Weit wichtiger als das Urteil ist aber die Tatsache, dass das Verhalten des Justizministers Befürchtungen verstärkt hat, die Unabhängigkeit der Justiz sei in den USA nicht mehr gewährleistet. Während William Barr in den Wochen zuvor unablässig kritisierte, Richter würden zu milde Urteile fällen, um die überfüllten Gefängnisse zu leeren, forderte er ausgerechnet im Falle eines Freundes des Präsidenten für Nachsicht mit einem Angeklagten.

Unabhängigkeit der Justiz

In den USA ist das Justizministerium gleichzeitig die oberste Anklagebehörde im Lande. Deshalb muss sich deren Chef politischen Druckversuchen des Präsidenten konsequent widersetzen. Sonst stellt er die Unabhängigkeit der Justiz infrage. Barr hat Präsident Trump seit seinem Antritt vor einem Jahr jedoch kein einziges Mal in die Schranken gewiesen, als dieser öffentlich Ankläger wie auch Richterinnen und deren Urteile kritisierte, die nicht seinen Vorstellungen entsprachen.

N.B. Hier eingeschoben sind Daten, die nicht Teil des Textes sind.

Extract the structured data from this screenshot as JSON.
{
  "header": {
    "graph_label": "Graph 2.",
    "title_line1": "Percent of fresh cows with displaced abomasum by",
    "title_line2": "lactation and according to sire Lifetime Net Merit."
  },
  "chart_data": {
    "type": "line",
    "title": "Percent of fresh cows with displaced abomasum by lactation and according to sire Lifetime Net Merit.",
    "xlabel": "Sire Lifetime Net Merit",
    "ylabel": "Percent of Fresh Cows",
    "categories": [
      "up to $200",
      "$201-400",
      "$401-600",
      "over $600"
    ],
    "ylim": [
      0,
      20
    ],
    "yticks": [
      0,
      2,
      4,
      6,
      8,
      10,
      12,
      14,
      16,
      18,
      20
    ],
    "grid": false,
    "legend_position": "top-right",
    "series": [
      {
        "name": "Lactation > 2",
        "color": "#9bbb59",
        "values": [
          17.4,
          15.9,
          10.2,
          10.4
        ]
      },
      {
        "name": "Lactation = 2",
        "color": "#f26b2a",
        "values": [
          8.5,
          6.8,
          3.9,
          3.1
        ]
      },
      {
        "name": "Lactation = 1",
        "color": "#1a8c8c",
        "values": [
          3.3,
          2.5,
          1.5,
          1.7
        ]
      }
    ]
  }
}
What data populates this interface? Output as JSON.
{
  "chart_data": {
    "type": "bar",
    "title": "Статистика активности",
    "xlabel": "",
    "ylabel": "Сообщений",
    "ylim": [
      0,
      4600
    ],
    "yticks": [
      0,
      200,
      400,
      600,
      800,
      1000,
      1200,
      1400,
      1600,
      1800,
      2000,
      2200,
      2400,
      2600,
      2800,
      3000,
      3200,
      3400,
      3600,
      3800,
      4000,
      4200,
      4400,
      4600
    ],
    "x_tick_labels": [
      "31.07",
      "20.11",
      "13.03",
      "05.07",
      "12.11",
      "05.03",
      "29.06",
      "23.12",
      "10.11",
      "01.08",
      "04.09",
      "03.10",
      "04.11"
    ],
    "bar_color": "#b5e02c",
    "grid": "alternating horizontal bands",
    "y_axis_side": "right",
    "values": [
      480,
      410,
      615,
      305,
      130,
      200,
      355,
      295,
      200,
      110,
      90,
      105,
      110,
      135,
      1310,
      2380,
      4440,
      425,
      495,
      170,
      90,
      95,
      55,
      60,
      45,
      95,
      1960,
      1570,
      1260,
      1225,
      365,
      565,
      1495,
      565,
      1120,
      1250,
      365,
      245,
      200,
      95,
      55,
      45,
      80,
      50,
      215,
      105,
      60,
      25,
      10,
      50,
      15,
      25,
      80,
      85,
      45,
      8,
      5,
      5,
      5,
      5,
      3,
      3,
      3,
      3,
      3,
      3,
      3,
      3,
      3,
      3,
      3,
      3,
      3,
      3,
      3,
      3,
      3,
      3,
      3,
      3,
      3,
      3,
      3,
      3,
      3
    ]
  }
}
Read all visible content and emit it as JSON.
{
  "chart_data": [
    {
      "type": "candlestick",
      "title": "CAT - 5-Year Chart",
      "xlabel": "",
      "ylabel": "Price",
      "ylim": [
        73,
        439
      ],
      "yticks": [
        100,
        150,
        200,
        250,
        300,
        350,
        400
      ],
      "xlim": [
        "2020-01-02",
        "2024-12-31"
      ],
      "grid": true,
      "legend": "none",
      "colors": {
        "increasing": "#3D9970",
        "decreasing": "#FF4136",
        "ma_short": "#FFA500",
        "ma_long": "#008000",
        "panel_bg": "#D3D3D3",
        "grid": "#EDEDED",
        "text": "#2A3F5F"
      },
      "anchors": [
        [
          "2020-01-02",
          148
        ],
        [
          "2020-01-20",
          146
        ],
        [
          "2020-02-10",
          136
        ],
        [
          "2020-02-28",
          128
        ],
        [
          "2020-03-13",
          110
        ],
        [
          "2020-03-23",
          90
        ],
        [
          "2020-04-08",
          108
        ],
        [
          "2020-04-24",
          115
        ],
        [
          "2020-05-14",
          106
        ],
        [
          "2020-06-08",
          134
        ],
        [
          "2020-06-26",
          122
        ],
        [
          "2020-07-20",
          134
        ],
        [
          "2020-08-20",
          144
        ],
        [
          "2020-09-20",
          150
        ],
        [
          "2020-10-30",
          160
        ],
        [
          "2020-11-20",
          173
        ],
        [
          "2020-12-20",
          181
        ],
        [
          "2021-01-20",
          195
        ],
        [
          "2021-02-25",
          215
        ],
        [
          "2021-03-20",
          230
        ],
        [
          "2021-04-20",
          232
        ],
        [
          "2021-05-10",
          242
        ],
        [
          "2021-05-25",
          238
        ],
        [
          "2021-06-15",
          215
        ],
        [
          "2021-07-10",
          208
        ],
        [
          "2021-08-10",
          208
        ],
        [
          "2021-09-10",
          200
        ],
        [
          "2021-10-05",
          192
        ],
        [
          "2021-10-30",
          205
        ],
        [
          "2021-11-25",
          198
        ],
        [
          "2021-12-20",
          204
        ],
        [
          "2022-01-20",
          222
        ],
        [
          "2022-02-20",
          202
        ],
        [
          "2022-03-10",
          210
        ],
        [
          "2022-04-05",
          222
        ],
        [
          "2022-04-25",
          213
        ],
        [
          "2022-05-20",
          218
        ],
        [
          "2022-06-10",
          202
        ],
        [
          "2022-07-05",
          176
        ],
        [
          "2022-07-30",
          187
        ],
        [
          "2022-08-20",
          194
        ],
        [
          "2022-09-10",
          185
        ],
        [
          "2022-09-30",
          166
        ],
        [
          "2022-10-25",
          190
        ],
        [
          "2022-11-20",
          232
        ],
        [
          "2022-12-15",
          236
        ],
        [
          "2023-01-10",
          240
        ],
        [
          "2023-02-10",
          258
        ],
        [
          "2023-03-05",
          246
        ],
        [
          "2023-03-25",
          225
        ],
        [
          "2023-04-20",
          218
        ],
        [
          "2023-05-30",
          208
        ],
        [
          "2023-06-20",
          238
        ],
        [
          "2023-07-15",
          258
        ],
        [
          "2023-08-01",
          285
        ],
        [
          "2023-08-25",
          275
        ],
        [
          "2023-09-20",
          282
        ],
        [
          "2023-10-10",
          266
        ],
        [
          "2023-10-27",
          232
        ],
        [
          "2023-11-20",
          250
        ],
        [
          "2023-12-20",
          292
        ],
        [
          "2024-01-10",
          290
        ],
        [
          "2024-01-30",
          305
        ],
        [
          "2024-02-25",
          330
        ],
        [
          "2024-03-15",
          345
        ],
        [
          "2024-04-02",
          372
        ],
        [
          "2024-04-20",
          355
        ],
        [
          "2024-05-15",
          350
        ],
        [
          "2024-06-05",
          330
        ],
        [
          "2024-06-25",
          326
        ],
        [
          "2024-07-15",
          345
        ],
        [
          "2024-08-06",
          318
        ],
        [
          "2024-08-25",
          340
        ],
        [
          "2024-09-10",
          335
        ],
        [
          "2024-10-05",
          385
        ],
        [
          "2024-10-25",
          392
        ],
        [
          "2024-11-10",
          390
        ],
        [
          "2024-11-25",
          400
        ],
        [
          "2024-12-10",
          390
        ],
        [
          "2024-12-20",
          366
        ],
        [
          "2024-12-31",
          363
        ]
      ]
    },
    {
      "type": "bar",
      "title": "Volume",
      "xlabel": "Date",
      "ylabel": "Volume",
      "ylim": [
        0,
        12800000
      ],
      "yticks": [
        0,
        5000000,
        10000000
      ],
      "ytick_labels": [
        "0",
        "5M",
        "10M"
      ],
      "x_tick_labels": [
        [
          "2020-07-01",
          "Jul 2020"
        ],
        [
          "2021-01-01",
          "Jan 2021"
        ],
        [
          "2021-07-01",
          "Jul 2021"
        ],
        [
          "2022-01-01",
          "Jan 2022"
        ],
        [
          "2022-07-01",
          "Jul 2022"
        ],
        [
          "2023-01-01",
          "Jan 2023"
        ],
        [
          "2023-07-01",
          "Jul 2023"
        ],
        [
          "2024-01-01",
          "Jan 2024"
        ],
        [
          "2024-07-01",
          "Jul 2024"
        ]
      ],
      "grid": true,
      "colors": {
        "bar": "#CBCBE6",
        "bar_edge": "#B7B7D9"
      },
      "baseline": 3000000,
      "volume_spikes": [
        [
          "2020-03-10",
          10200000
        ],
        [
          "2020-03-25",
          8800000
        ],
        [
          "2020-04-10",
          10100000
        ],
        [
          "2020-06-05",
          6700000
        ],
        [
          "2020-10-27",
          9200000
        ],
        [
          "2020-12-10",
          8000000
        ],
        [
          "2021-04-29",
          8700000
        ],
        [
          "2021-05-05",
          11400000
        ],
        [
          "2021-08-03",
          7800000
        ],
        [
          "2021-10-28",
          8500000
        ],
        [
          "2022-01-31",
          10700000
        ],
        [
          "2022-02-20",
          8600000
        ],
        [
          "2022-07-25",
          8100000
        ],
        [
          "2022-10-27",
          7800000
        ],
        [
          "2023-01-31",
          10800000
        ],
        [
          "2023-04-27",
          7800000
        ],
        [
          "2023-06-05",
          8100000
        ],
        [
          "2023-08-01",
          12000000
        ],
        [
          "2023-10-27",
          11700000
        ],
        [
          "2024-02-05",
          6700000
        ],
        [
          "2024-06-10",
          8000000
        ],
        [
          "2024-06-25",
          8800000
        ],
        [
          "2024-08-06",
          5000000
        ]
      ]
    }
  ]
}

Erst als die vier mit dem Fall Roger Stone betrauten Staatsanwälte den Bettel hinschmissen, nachdem sie von ihrem Chef, dem Justizminister desavouiert wurden, und das Ausmass der Verunsicherung im Justizministerium sichtbar wurde, distanzierte sich Barr in einem Fernsehinterview von Trump. Auf viele Juristinnen und Juristen wirkte diese Distanzierung jedoch wenig glaubwürdig. Über 1100 ehemalige RichterInnen forderten in einem Brief den Justizminister zum Rücktritt auf. Für sie ist klar: In einem funktionierenden Rechtsstaat darf es keinen Zweifel geben an der Unabhängigkeit der Justiz.